A l’abri des regards, c’est un écosystème de l’ombre qui prospère à travers la collecte et la revente de nos données personnelles. De l’analyse de risques financiers au ciblage publicitaire, les possibilités sont légion, démultipliées par les possibilités de traçage offertes par les apps mobiles. Les obligations légales restent légères, du moins en Suisse, où domine encore une certaine culture du «pas vu, pas pris».
Imaginez. Vous vous réveillez un matin, ouvrez l’application des CFF (SNCF en France) pour réserver un billet de train, mais l’achat n’aboutit pas. A la place, un message d’erreur s’affiche: vous ne présentez pas les garanties suffisantes en matière de solvabilité, quand bien même vous n’avez pas une seule facture impayée. Vous réessayez le lendemain, puis le surlendemain… Rien n’y fait: vous êtes désormais privé de transaction. Cette mésaventure, relatée par la SRF, Philipp B. l’a vécue en 2020.

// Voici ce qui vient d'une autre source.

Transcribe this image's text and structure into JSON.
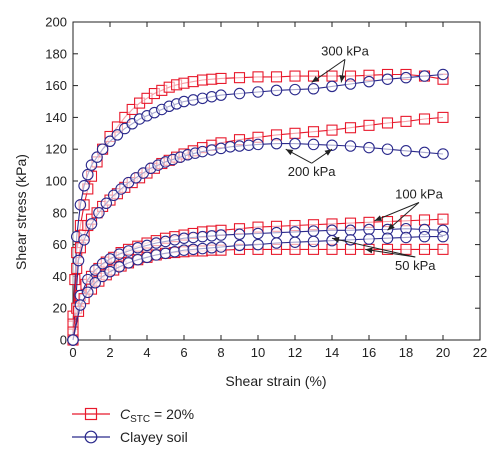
{
  "chart_data": {
    "type": "scatter",
    "xlabel": "Shear strain (%)",
    "ylabel": "Shear stress (kPa)",
    "xlim": [
      0,
      22
    ],
    "ylim": [
      0,
      200
    ],
    "xticks": [
      0,
      2,
      4,
      6,
      8,
      10,
      12,
      14,
      16,
      18,
      20,
      22
    ],
    "yticks": [
      0,
      20,
      40,
      60,
      80,
      100,
      120,
      140,
      160,
      180,
      200
    ],
    "grid": false,
    "legend_position": "bottom-left",
    "legend": {
      "stc": {
        "label_main": "C",
        "label_sub": "STC",
        "label_rest": " = 20%",
        "color": "#e8192c",
        "marker": "square"
      },
      "clay": {
        "label": "Clayey soil",
        "color": "#2b2a8c",
        "marker": "circle"
      }
    },
    "annotations": [
      {
        "text": "300 kPa",
        "x": 14.7,
        "y": 179,
        "arrows": [
          [
            12.9,
            162
          ],
          [
            14.5,
            162
          ]
        ]
      },
      {
        "text": "200 kPa",
        "x": 12.9,
        "y": 103,
        "arrows": [
          [
            11.5,
            120
          ],
          [
            14,
            120
          ]
        ]
      },
      {
        "text": "100 kPa",
        "x": 18.7,
        "y": 89,
        "arrows": [
          [
            16.3,
            75
          ],
          [
            17,
            69
          ]
        ]
      },
      {
        "text": "50 kPa",
        "x": 18.5,
        "y": 44,
        "arrows": [
          [
            14,
            64
          ],
          [
            15.8,
            57
          ]
        ]
      }
    ],
    "series": [
      {
        "group": "stc",
        "pressure": "300 kPa",
        "x": [
          0,
          0.1,
          0.2,
          0.4,
          0.6,
          0.8,
          1,
          1.3,
          1.6,
          2,
          2.4,
          2.8,
          3.2,
          3.6,
          4,
          4.4,
          4.8,
          5.2,
          5.6,
          6,
          6.5,
          7,
          7.5,
          8,
          9,
          10,
          11,
          12,
          13,
          14,
          15,
          16,
          17,
          18,
          19,
          20
        ],
        "y": [
          15,
          38,
          55,
          72,
          85,
          95,
          103,
          112,
          120,
          128,
          134,
          140,
          145,
          149,
          152,
          155,
          157,
          159,
          160.5,
          161.5,
          162.5,
          163.5,
          164,
          164.5,
          165,
          165.5,
          165.5,
          166,
          166,
          166,
          166,
          166.5,
          167,
          167,
          166,
          164
        ]
      },
      {
        "group": "clay",
        "pressure": "300 kPa",
        "x": [
          0,
          0.2,
          0.4,
          0.6,
          0.8,
          1,
          1.3,
          1.6,
          2,
          2.4,
          2.8,
          3.2,
          3.6,
          4,
          4.4,
          4.8,
          5.2,
          5.6,
          6,
          6.5,
          7,
          7.5,
          8,
          9,
          10,
          11,
          12,
          13,
          14,
          15,
          16,
          17,
          18,
          19,
          20
        ],
        "y": [
          0,
          65,
          85,
          97,
          104,
          110,
          115,
          120,
          125,
          129,
          133,
          136,
          139,
          141,
          143,
          145,
          147,
          148.5,
          150,
          151,
          152,
          153,
          154,
          155,
          156,
          157,
          157.5,
          158,
          159.5,
          161,
          162.5,
          164,
          165,
          166,
          167
        ]
      },
      {
        "group": "stc",
        "pressure": "200 kPa",
        "x": [
          0,
          0.2,
          0.4,
          0.6,
          0.8,
          1,
          1.3,
          1.6,
          2,
          2.4,
          2.8,
          3.2,
          3.6,
          4,
          4.4,
          4.8,
          5.2,
          5.6,
          6,
          6.5,
          7,
          7.5,
          8,
          9,
          10,
          11,
          12,
          13,
          14,
          15,
          16,
          17,
          18,
          19,
          20
        ],
        "y": [
          10,
          45,
          58,
          66,
          72,
          76,
          80,
          84,
          88,
          92,
          96,
          99,
          102,
          105,
          108,
          111,
          113,
          115,
          117,
          119,
          121,
          122.5,
          124,
          126,
          127.5,
          129,
          130,
          131,
          132,
          133.5,
          135,
          136.5,
          137.5,
          139,
          140
        ]
      },
      {
        "group": "clay",
        "pressure": "200 kPa",
        "x": [
          0,
          0.3,
          0.6,
          1,
          1.4,
          1.8,
          2.2,
          2.6,
          3,
          3.4,
          3.8,
          4.2,
          4.6,
          5,
          5.4,
          5.8,
          6.2,
          6.6,
          7,
          7.5,
          8,
          8.5,
          9,
          9.5,
          10,
          11,
          12,
          13,
          14,
          15,
          16,
          17,
          18,
          19,
          20
        ],
        "y": [
          0,
          50,
          63,
          73,
          80,
          86,
          91,
          95,
          99,
          102,
          105,
          108,
          110,
          112,
          113.5,
          115,
          116.5,
          117.5,
          118.5,
          119.5,
          120.5,
          121.5,
          122,
          122.5,
          123,
          123.5,
          123.5,
          123,
          122.5,
          122,
          121,
          120,
          119,
          118,
          117
        ]
      },
      {
        "group": "stc",
        "pressure": "100 kPa",
        "x": [
          0,
          0.2,
          0.4,
          0.7,
          1,
          1.4,
          1.8,
          2.2,
          2.6,
          3,
          3.5,
          4,
          4.5,
          5,
          5.5,
          6,
          6.5,
          7,
          7.5,
          8,
          9,
          10,
          11,
          12,
          13,
          14,
          15,
          16,
          17,
          18,
          19,
          20
        ],
        "y": [
          5,
          20,
          28,
          35,
          40,
          45,
          49,
          52,
          55,
          57,
          59,
          61,
          62.5,
          64,
          65,
          66,
          67,
          68,
          68.5,
          69,
          70,
          71,
          71.5,
          72,
          72.5,
          73,
          73.5,
          74,
          74.5,
          75,
          75.5,
          76
        ]
      },
      {
        "group": "clay",
        "pressure": "100 kPa",
        "x": [
          0,
          0.4,
          0.8,
          1.2,
          1.6,
          2,
          2.5,
          3,
          3.5,
          4,
          4.5,
          5,
          5.5,
          6,
          6.5,
          7,
          7.5,
          8,
          9,
          10,
          11,
          12,
          13,
          14,
          15,
          16,
          17,
          18,
          19,
          20
        ],
        "y": [
          0,
          28,
          38,
          44,
          48,
          51,
          54,
          56,
          58,
          59.5,
          61,
          62,
          63,
          64,
          64.5,
          65,
          65.5,
          66,
          66.5,
          67,
          67.5,
          68,
          68.5,
          69,
          69,
          69.5,
          69.5,
          70,
          69.5,
          69
        ]
      },
      {
        "group": "stc",
        "pressure": "50 kPa",
        "x": [
          0,
          0.3,
          0.6,
          1,
          1.4,
          1.8,
          2.2,
          2.6,
          3,
          3.5,
          4,
          4.5,
          5,
          5.5,
          6,
          6.5,
          7,
          7.5,
          8,
          9,
          10,
          11,
          12,
          13,
          14,
          15,
          16,
          17,
          18,
          19,
          20
        ],
        "y": [
          0,
          18,
          26,
          32,
          37,
          41,
          44,
          46.5,
          48.5,
          50.5,
          52,
          53.5,
          54.5,
          55,
          55.5,
          56,
          56,
          56.5,
          56.5,
          57,
          57,
          57,
          57,
          57,
          57,
          57,
          57,
          57,
          57,
          57,
          57
        ]
      },
      {
        "group": "clay",
        "pressure": "50 kPa",
        "x": [
          0,
          0.4,
          0.8,
          1.2,
          1.6,
          2,
          2.5,
          3,
          3.5,
          4,
          4.5,
          5,
          5.5,
          6,
          6.5,
          7,
          7.5,
          8,
          9,
          10,
          11,
          12,
          13,
          14,
          15,
          16,
          17,
          18,
          19,
          20
        ],
        "y": [
          0,
          22,
          30,
          36,
          40,
          43,
          46,
          48.5,
          50.5,
          52,
          53.5,
          54.5,
          55.5,
          56.5,
          57,
          57.5,
          58,
          58.5,
          59.5,
          60,
          61,
          61.5,
          62,
          62.5,
          63,
          63.5,
          64,
          64.5,
          65,
          65
        ]
      }
    ]
  }
}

Que s’est -il passé? Il s’avère que les CFF évaluent la solvabilité des clients via Intrum, une société de recouvrement qui s’appuie sur la «solvabilité négative dans un ménage». Deux informations sont employées pour identifier les mauvais payeurs: l’adresse et le nom de famille. Et si Philipp n’a rien d’un mauvais payeur, ce n’était pas le cas de son fils, récemment parti du domicile familial.
Le système a ainsi attribué par erreur au père le score de solvabilité du fils. Il a fallu que celui-ci saisisse le préposé fédéral à la protection des données et à la transparence (PPFDT) – le «gendarme» de la Confédération en la matière — pour que les entreprises du secteur mettent un terme définitif à cette pratique, et simplifient les recours pour les clients victimes d’erreur.

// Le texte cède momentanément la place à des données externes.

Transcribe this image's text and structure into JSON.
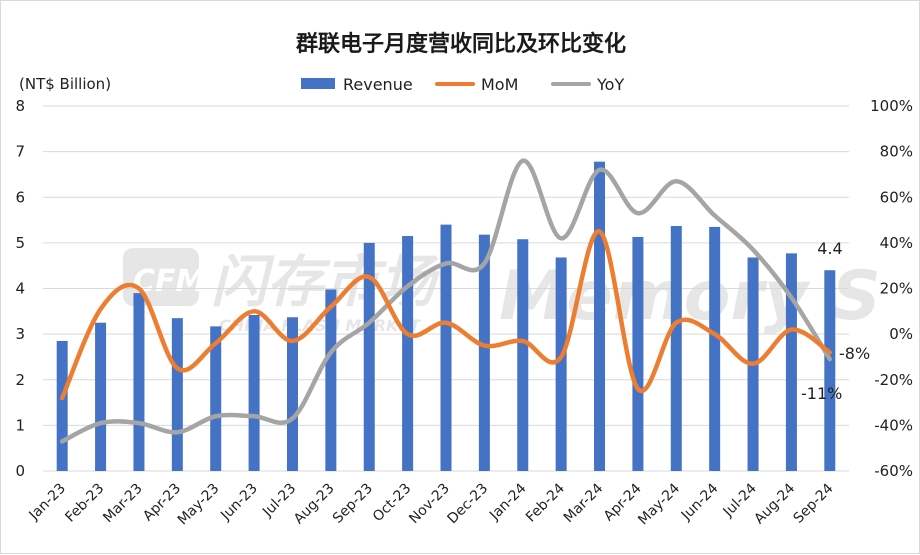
{
  "chart_data": {
    "type": "bar",
    "title": "群联电子月度营收同比及环比变化",
    "unit_label": "(NT$ Billion)",
    "categories": [
      "Jan-23",
      "Feb-23",
      "Mar-23",
      "Apr-23",
      "May-23",
      "Jun-23",
      "Jul-23",
      "Aug-23",
      "Sep-23",
      "Oct-23",
      "Nov-23",
      "Dec-23",
      "Jan-24",
      "Feb-24",
      "Mar-24",
      "Apr-24",
      "May-24",
      "Jun-24",
      "Jul-24",
      "Aug-24",
      "Sep-24"
    ],
    "series": [
      {
        "name": "Revenue",
        "type": "bar",
        "axis": "left",
        "color": "#4472C4",
        "values": [
          2.85,
          3.25,
          3.9,
          3.35,
          3.17,
          3.42,
          3.37,
          3.98,
          5.0,
          5.15,
          5.4,
          5.18,
          5.08,
          4.68,
          6.78,
          5.13,
          5.37,
          5.35,
          4.68,
          4.77,
          4.4
        ]
      },
      {
        "name": "MoM",
        "type": "line",
        "axis": "right",
        "color": "#ED7D31",
        "values": [
          -28,
          11,
          20,
          -15,
          -4,
          10,
          -3,
          12,
          25,
          0,
          5,
          -5,
          -3,
          -10,
          45,
          -24,
          5,
          0,
          -13,
          2,
          -8
        ]
      },
      {
        "name": "YoY",
        "type": "line",
        "axis": "right",
        "color": "#A5A5A5",
        "values": [
          -47,
          -39,
          -39,
          -43,
          -36,
          -36,
          -37,
          -8,
          5,
          21,
          31,
          31,
          76,
          42,
          72,
          53,
          67,
          52,
          37,
          16,
          -11
        ]
      }
    ],
    "left_axis": {
      "min": 0,
      "max": 8,
      "step": 1,
      "ticks": [
        "0",
        "1",
        "2",
        "3",
        "4",
        "5",
        "6",
        "7",
        "8"
      ]
    },
    "right_axis": {
      "min": -60,
      "max": 100,
      "step": 20,
      "ticks": [
        "-60%",
        "-40%",
        "-20%",
        "0%",
        "20%",
        "40%",
        "60%",
        "80%",
        "100%"
      ]
    },
    "legend_position": "top",
    "gridlines": true,
    "data_labels": {
      "revenue_last": "4.4",
      "mom_last": "-8%",
      "yoy_last": "-11%"
    }
  },
  "watermark": {
    "logo_text": "CFM",
    "cn_text": "闪存市场",
    "en_text": "CHINA FLASH MARKET",
    "brand_text": "Memory S"
  }
}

Durée totale de la procédure: trois ans.
«En Suisse, les data brokers sont un peu tabous»
A l’abri des regards, des sociétés collectent, traitent, et parfois revendent nos données. On les appelle data brokers, ou courtiers en données personnelles. «Les data brokers, en Suisse, restent un secteur un peu tabou», commente Sylvain Métille, professeur à l’Université de Lausanne et spécialiste de la protection des données. Il existe différents types de data brokers, spécialisés dans toutes sortes de données et de secteur d’activités: acteurs du marketing numérique et de la publicité ciblée souvent méconnus du grand public – le scandale Cambridge Analytica a en partie levé le voile en 2018 –, annuaires en ligne agrégeant les informations publiquement disponibles sur une société ou une personne, sociétés de recouvrement spécialisées dans la collecte d’informations financières…

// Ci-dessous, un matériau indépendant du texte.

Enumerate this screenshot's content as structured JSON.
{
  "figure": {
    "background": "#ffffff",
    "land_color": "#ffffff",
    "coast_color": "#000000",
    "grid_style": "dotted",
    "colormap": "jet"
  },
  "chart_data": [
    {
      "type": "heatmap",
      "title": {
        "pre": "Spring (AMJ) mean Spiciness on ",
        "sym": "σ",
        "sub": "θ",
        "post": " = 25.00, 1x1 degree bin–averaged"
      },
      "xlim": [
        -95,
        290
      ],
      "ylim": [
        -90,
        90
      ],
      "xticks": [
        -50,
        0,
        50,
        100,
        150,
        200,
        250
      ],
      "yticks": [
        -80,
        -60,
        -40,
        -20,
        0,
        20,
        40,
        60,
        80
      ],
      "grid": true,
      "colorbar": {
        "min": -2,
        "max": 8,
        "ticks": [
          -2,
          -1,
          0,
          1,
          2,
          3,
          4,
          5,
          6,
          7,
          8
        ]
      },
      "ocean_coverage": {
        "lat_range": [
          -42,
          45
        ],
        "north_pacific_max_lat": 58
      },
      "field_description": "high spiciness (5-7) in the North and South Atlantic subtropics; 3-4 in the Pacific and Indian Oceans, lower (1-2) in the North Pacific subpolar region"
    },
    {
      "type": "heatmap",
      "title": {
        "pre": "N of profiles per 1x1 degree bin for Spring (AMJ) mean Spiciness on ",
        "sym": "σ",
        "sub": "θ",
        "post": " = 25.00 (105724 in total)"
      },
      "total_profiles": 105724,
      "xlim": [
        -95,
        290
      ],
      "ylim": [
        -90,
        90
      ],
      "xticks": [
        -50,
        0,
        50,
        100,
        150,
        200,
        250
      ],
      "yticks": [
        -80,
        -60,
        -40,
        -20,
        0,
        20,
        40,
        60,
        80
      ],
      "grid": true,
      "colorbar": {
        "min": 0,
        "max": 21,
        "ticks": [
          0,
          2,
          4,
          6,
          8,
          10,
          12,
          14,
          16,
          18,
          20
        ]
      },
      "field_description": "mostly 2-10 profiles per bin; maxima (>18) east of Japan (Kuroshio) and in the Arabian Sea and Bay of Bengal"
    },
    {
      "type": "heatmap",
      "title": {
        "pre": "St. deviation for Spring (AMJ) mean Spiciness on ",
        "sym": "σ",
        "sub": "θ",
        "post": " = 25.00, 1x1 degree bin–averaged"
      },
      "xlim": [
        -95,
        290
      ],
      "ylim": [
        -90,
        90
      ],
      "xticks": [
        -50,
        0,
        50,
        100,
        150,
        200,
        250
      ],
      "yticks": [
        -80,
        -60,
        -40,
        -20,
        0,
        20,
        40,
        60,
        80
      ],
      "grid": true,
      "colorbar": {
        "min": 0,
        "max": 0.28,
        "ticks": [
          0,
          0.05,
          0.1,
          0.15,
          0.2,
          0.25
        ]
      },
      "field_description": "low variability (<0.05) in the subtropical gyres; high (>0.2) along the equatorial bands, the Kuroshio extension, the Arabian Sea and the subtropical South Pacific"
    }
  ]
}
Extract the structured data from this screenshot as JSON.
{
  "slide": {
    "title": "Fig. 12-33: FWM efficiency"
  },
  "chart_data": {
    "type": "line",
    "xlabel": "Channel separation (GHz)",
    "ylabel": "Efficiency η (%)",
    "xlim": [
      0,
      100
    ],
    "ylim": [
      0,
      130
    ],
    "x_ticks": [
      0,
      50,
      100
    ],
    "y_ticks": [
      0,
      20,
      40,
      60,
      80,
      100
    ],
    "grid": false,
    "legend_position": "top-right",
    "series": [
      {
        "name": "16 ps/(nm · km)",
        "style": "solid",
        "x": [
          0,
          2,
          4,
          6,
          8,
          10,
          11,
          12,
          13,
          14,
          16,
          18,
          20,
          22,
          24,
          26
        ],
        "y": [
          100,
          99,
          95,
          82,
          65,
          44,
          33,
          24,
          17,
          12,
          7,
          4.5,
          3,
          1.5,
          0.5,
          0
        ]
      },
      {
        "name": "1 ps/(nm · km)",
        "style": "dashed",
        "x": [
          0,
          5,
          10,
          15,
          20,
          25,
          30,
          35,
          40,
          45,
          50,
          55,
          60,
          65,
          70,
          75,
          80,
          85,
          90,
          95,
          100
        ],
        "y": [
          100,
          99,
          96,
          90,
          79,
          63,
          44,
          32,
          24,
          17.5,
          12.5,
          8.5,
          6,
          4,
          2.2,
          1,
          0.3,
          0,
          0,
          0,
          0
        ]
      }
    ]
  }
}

En Suisse, l’évaluation de la solvabilité financière bénéficie d’un traitement de faveur: il n’y a pas besoin de recueillir le consentement de la personne dont les données sont traitées, explique Sylvain Métille. «C’est une logique d’intérêt public prévue par la loi, afin d’éviter que les personnes insolvables n’empêchent l’accès à leurs données, explique-t-il. Il faut toutefois que les données aient moins de 10 ans, que la personne soit majeure, et que les grands principes généraux de la loi sur la protection des données (proportionnalité, finalité, etc.) soient respectés.»
Et pour le transfert de ces données à des prestataires? «Dans le cadre de la nouvelle loi sur la protection des données entrée en vigueur en septembre 2023, les personnes concernées devront en principe être informées sous 30 jours – soit par la société qui cède les données, soit par le data broker qui les acquiert», poursuit l’avocat.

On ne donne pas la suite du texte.